À l'aube, Villepin est encore à Paris alors que son discours est programmé quelques heures plus tard à New-York. Il lit le texte qui lui est présenté ; il ne le satisfait pas. « Il faut du souffle », lance-t-il en faisant des moulinets avec ses bras. « Je me rends compte qu'il manque au discours, au-delà d'une partie diplomatique épurée, une mise en perspective plus historique et personnelle, lui conférant une épaisseur indispensable », témoigne-t-il dans le livre de Michaël Moreau.
Il dicte alors à sa secrétaire le passage qui restera dans l'Histoire : « Et c'est un vieux pays, la France, d'un vieux continent comme le mien, l'Europe, qui vous le dit, qui a connu des guerres, l'Occupation, la barbarie. Un pays qui n’oublie pas et qui sait tout ce qu’il doit aux combattants de la liberté venus d’Amérique et d’ailleurs et qui pourtant n’a jamais cessé de se tenir debout face à l’Histoire et devant les hommes. Fidèle à ses valeurs, il veut agir résolument avec tous les membres de la communauté internationale. Il croit en notre capacité à construire ensemble un monde meilleur. »

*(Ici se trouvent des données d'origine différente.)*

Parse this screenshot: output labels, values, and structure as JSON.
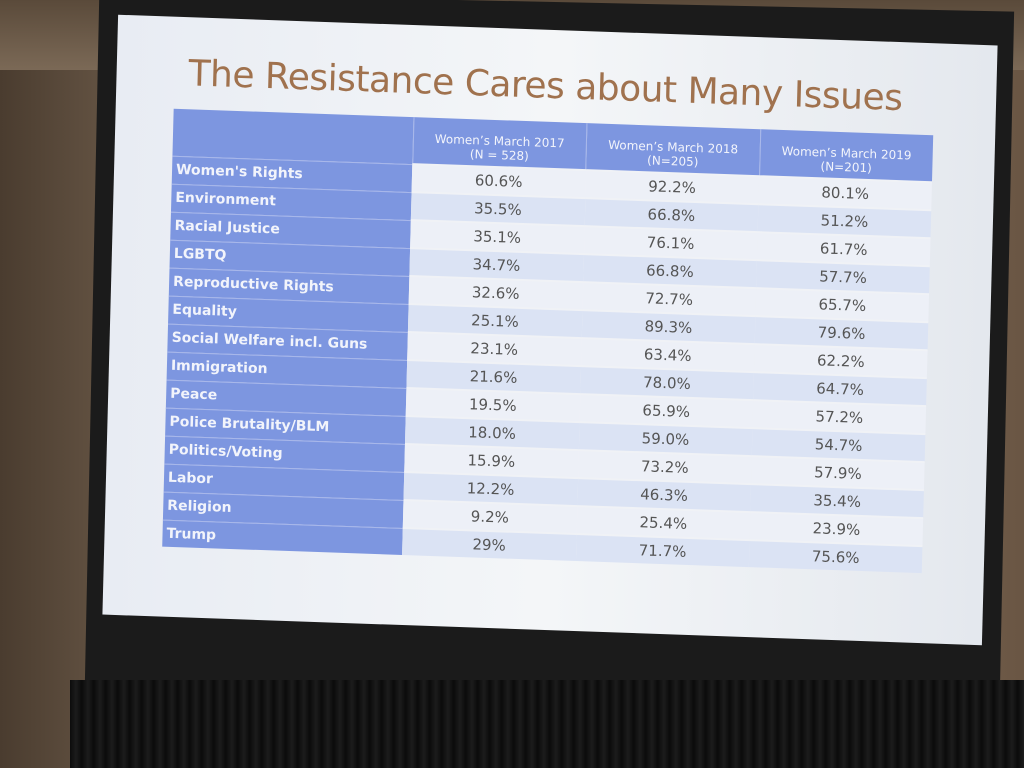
{
  "slide": {
    "title": "The Resistance Cares about Many Issues",
    "table": {
      "headers": [
        {
          "lines": [
            "Women’s March 2017",
            "(N = 528)"
          ]
        },
        {
          "lines": [
            "Women’s March 2018",
            "(N=205)"
          ]
        },
        {
          "lines": [
            "Women’s March 2019",
            "(N=201)"
          ]
        }
      ],
      "rows": [
        [
          "Women's Rights",
          "60.6%",
          "92.2%",
          "80.1%"
        ],
        [
          "Environment",
          "35.5%",
          "66.8%",
          "51.2%"
        ],
        [
          "Racial Justice",
          "35.1%",
          "76.1%",
          "61.7%"
        ],
        [
          "LGBTQ",
          "34.7%",
          "66.8%",
          "57.7%"
        ],
        [
          "Reproductive Rights",
          "32.6%",
          "72.7%",
          "65.7%"
        ],
        [
          "Equality",
          "25.1%",
          "89.3%",
          "79.6%"
        ],
        [
          "Social Welfare incl. Guns",
          "23.1%",
          "63.4%",
          "62.2%"
        ],
        [
          "Immigration",
          "21.6%",
          "78.0%",
          "64.7%"
        ],
        [
          "Peace",
          "19.5%",
          "65.9%",
          "57.2%"
        ],
        [
          "Police Brutality/BLM",
          "18.0%",
          "59.0%",
          "54.7%"
        ],
        [
          "Politics/Voting",
          "15.9%",
          "73.2%",
          "57.9%"
        ],
        [
          "Labor",
          "12.2%",
          "46.3%",
          "35.4%"
        ],
        [
          "Religion",
          "9.2%",
          "25.4%",
          "23.9%"
        ],
        [
          "Trump",
          "29%",
          "71.7%",
          "75.6%"
        ]
      ]
    }
  }
}
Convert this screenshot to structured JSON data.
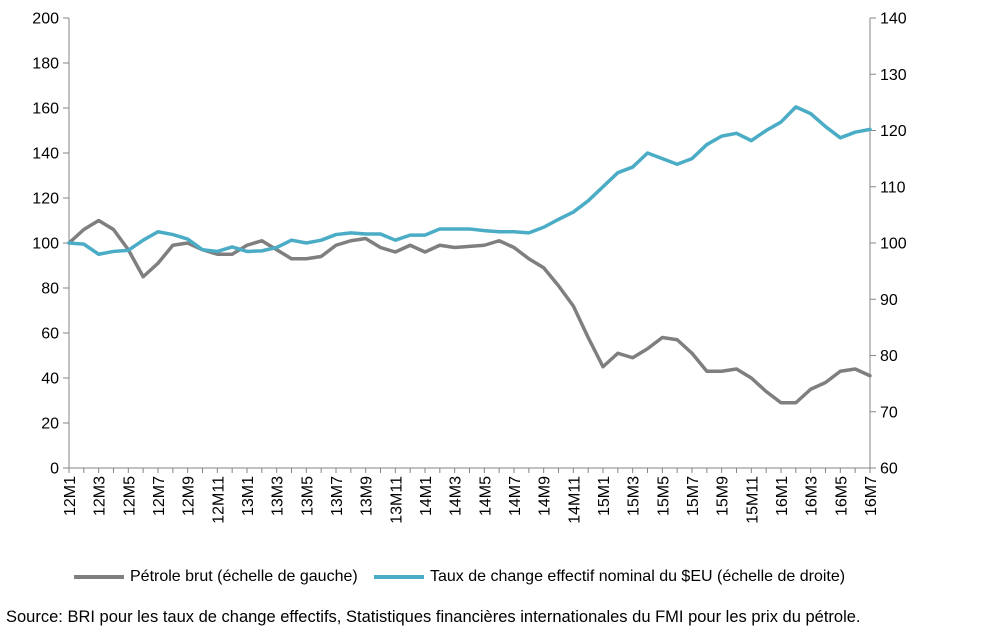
{
  "chart_data": {
    "type": "line",
    "title": "",
    "x": [
      "12M1",
      "12M2",
      "12M3",
      "12M4",
      "12M5",
      "12M6",
      "12M7",
      "12M8",
      "12M9",
      "12M10",
      "12M11",
      "12M12",
      "13M1",
      "13M2",
      "13M3",
      "13M4",
      "13M5",
      "13M6",
      "13M7",
      "13M8",
      "13M9",
      "13M10",
      "13M11",
      "13M12",
      "14M1",
      "14M2",
      "14M3",
      "14M4",
      "14M5",
      "14M6",
      "14M7",
      "14M8",
      "14M9",
      "14M10",
      "14M11",
      "14M12",
      "15M1",
      "15M2",
      "15M3",
      "15M4",
      "15M5",
      "15M6",
      "15M7",
      "15M8",
      "15M9",
      "15M10",
      "15M11",
      "15M12",
      "16M1",
      "16M2",
      "16M3",
      "16M4",
      "16M5",
      "16M6",
      "16M7"
    ],
    "tick_labels": [
      "12M1",
      "12M3",
      "12M5",
      "12M7",
      "12M9",
      "12M11",
      "13M1",
      "13M3",
      "13M5",
      "13M7",
      "13M9",
      "13M11",
      "14M1",
      "14M3",
      "14M5",
      "14M7",
      "14M9",
      "14M11",
      "15M1",
      "15M3",
      "15M5",
      "15M7",
      "15M9",
      "15M11",
      "16M1",
      "16M3",
      "16M5",
      "16M7"
    ],
    "y_left": {
      "ylim": [
        0,
        200
      ],
      "ticks": [
        0,
        20,
        40,
        60,
        80,
        100,
        120,
        140,
        160,
        180,
        200
      ]
    },
    "y_right": {
      "ylim": [
        60,
        140
      ],
      "ticks": [
        60,
        70,
        80,
        90,
        100,
        110,
        120,
        130,
        140
      ]
    },
    "grid": false,
    "legend_placement": "bottom",
    "series": [
      {
        "name": "Pétrole brut (échelle de gauche)",
        "axis": "left",
        "color": "#7f7f7f",
        "values": [
          100,
          106,
          110,
          106,
          97,
          85,
          91,
          99,
          100,
          97,
          95,
          95,
          99,
          101,
          97,
          93,
          93,
          94,
          99,
          101,
          102,
          98,
          96,
          99,
          96,
          99,
          98,
          98.5,
          99,
          101,
          98,
          93,
          89,
          81,
          72,
          58,
          45,
          51,
          49,
          53,
          58,
          57,
          51,
          43,
          43,
          44,
          40,
          34,
          29,
          29,
          35,
          38,
          43,
          44,
          41
        ]
      },
      {
        "name": "Taux de change effectif nominal du $EU (échelle de droite)",
        "axis": "right",
        "color": "#4bacc6",
        "values": [
          100,
          99.8,
          98,
          98.5,
          98.7,
          100.5,
          102,
          101.5,
          100.7,
          98.8,
          98.5,
          99.3,
          98.5,
          98.6,
          99.2,
          100.5,
          100,
          100.5,
          101.5,
          101.8,
          101.6,
          101.6,
          100.5,
          101.4,
          101.4,
          102.5,
          102.5,
          102.5,
          102.2,
          102,
          102,
          101.8,
          102.8,
          104.2,
          105.5,
          107.5,
          110,
          112.5,
          113.5,
          116,
          115,
          114,
          115,
          117.5,
          119,
          119.5,
          118.2,
          120,
          121.5,
          124.2,
          123,
          120.7,
          118.7,
          119.7,
          120.2
        ]
      }
    ]
  },
  "source_text": "Source: BRI pour les taux de change effectifs, Statistiques financières internationales du FMI pour les prix du pétrole."
}
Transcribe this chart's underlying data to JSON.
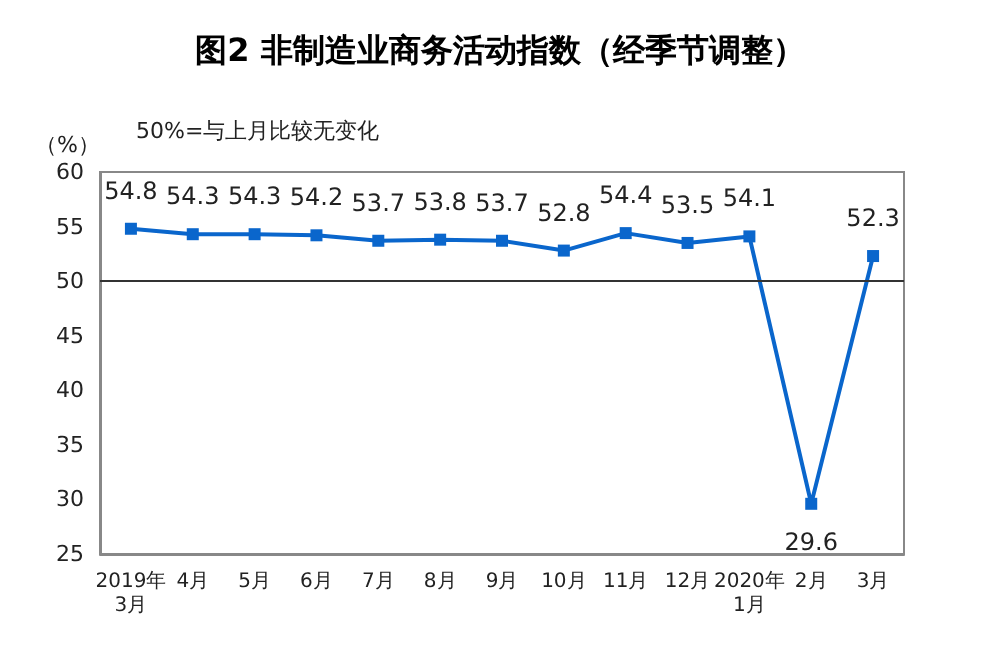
{
  "chart_data": {
    "type": "line",
    "title": "图2 非制造业商务活动指数（经季节调整）",
    "ylabel": "（%）",
    "annotations": [
      "50%=与上月比较无变化"
    ],
    "categories": [
      "2019年\n3月",
      "4月",
      "5月",
      "6月",
      "7月",
      "8月",
      "9月",
      "10月",
      "11月",
      "12月",
      "2020年\n1月",
      "2月",
      "3月"
    ],
    "series": [
      {
        "color": "#0a66cc",
        "values": [
          54.8,
          54.3,
          54.3,
          54.2,
          53.7,
          53.8,
          53.7,
          52.8,
          54.4,
          53.5,
          54.1,
          29.6,
          52.3
        ]
      }
    ],
    "ylim": [
      25,
      60
    ],
    "yticks": [
      25,
      30,
      35,
      40,
      45,
      50,
      55,
      60
    ],
    "ref_lines": [
      {
        "axis": "y",
        "value": 50,
        "color": "#333333"
      }
    ],
    "data_labels": true,
    "marker": "square",
    "line_style": "solid",
    "grid": false
  }
}
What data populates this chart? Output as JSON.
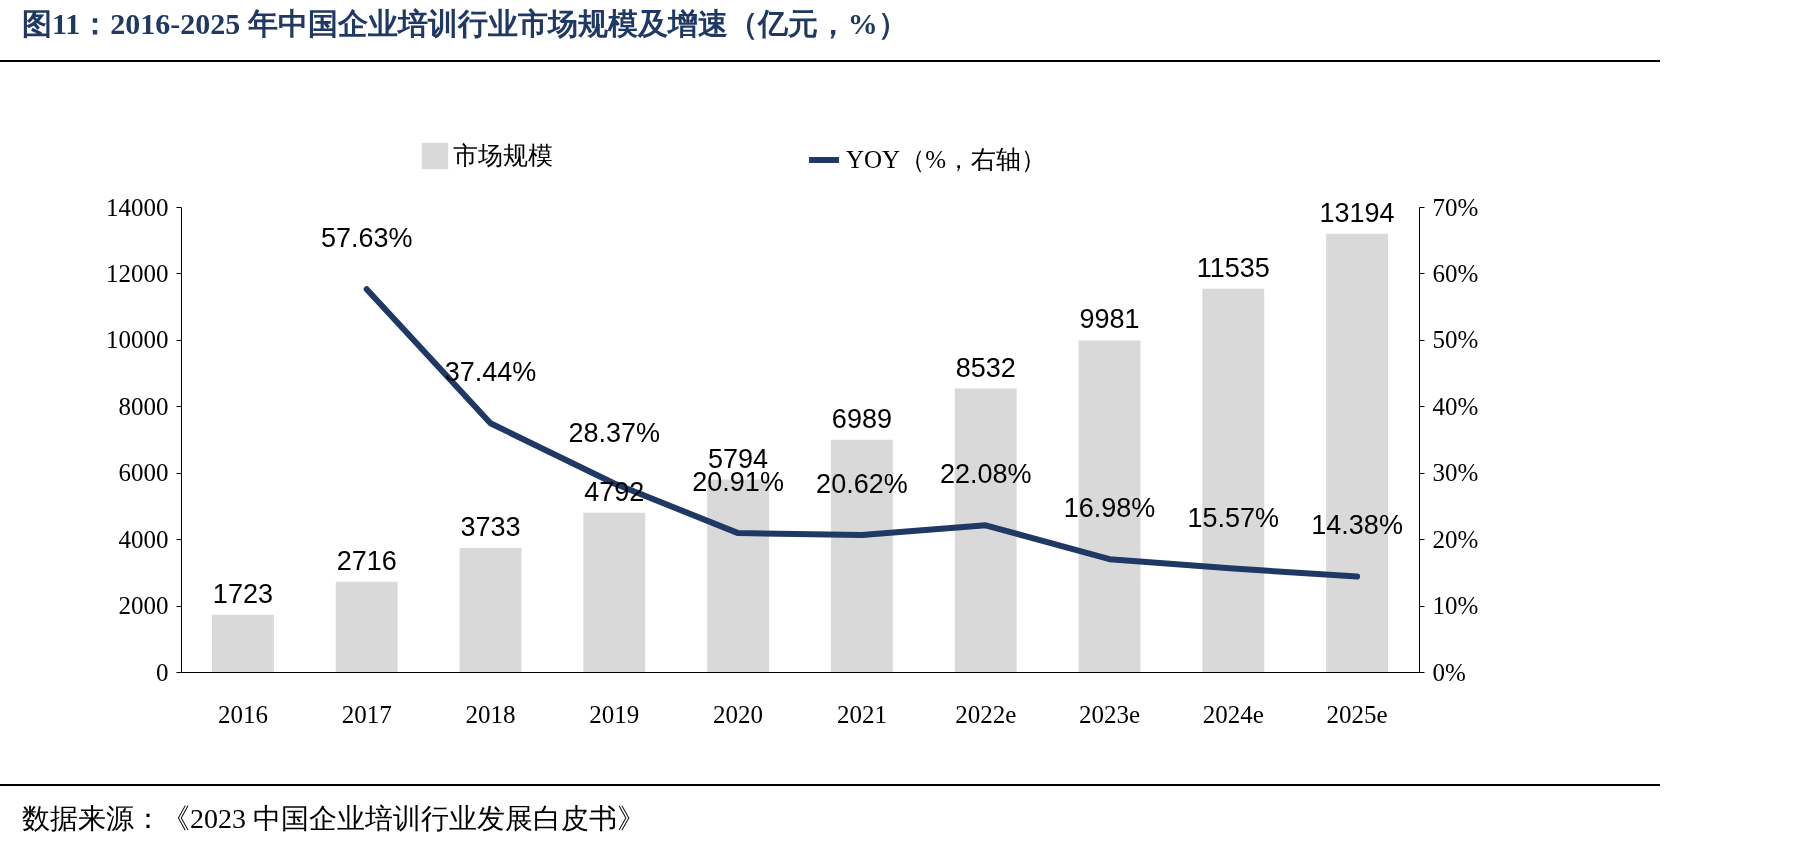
{
  "chart_data": {
    "type": "bar",
    "title": "图11：2016-2025 年中国企业培训行业市场规模及增速（亿元，%）",
    "categories": [
      "2016",
      "2017",
      "2018",
      "2019",
      "2020",
      "2021",
      "2022e",
      "2023e",
      "2024e",
      "2025e"
    ],
    "series": [
      {
        "name": "市场规模",
        "color": "#d9d9d9",
        "values": [
          1723,
          2716,
          3733,
          4792,
          5794,
          6989,
          8532,
          9981,
          11535,
          13194
        ],
        "value_labels": [
          "1723",
          "2716",
          "3733",
          "4792",
          "5794",
          "6989",
          "8532",
          "9981",
          "11535",
          "13194"
        ]
      },
      {
        "name": "YOY（%，右轴）",
        "type": "line",
        "axis": "y2",
        "color": "#1f3864",
        "values": [
          null,
          57.63,
          37.44,
          28.37,
          20.91,
          20.62,
          22.08,
          16.98,
          15.57,
          14.38
        ],
        "value_labels": [
          null,
          "57.63%",
          "37.44%",
          "28.37%",
          "20.91%",
          "20.62%",
          "22.08%",
          "16.98%",
          "15.57%",
          "14.38%"
        ]
      }
    ],
    "ylim": [
      0,
      14000
    ],
    "yticks": [
      0,
      2000,
      4000,
      6000,
      8000,
      10000,
      12000,
      14000
    ],
    "y2lim": [
      0,
      70
    ],
    "y2ticks": [
      {
        "value": 0,
        "label": "0%"
      },
      {
        "value": 10,
        "label": "10%"
      },
      {
        "value": 20,
        "label": "20%"
      },
      {
        "value": 30,
        "label": "30%"
      },
      {
        "value": 40,
        "label": "40%"
      },
      {
        "value": 50,
        "label": "50%"
      },
      {
        "value": 60,
        "label": "60%"
      },
      {
        "value": 70,
        "label": "70%"
      }
    ],
    "legend": "top",
    "annotations": [
      "数据来源：《2023 中国企业培训行业发展白皮书》"
    ]
  }
}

« Cette dernière partie me permet de rentrer tout entier dans le discours. Issu d'une famille de militaires qui a pu mesurer dans sa chair la gravité des enjeux, je souhaite donner la plus grande force et vérité possibles à ma démonstration », commente Villepin. Il ne reste plus au ministre qu'à prendre le Concorde qui le conduit à New-York en trois heures et demie, le temps de modifier encore quelque peu le discours avec son conseiller Bruno Le Maire qui l'accompagne et qui transmet par téléphone les dernières retouches au directeur de cabinet à Paris.
Mais Villepin est alors saisi par un doute concernant le lyrisme de sa déclaration sur « le vieux pays ». N'a-t-il pas heurté Chirac à qui le discours a été transmis ? Vilmont le rassure à l'autre bout du fil : Chirac n'a émis aucune objection. Dans cette course contre la montre, les ultimes corrections sont portées avant que la version définitive ne soit envoyée aux diplomates français sur place qui le remettent au ministre à son arrivée dans la salle du Conseil de sécurité de l'ONU au terme d'un processus rocambolesque accompli dans l'urgence grâce aux techniques de communication modernes.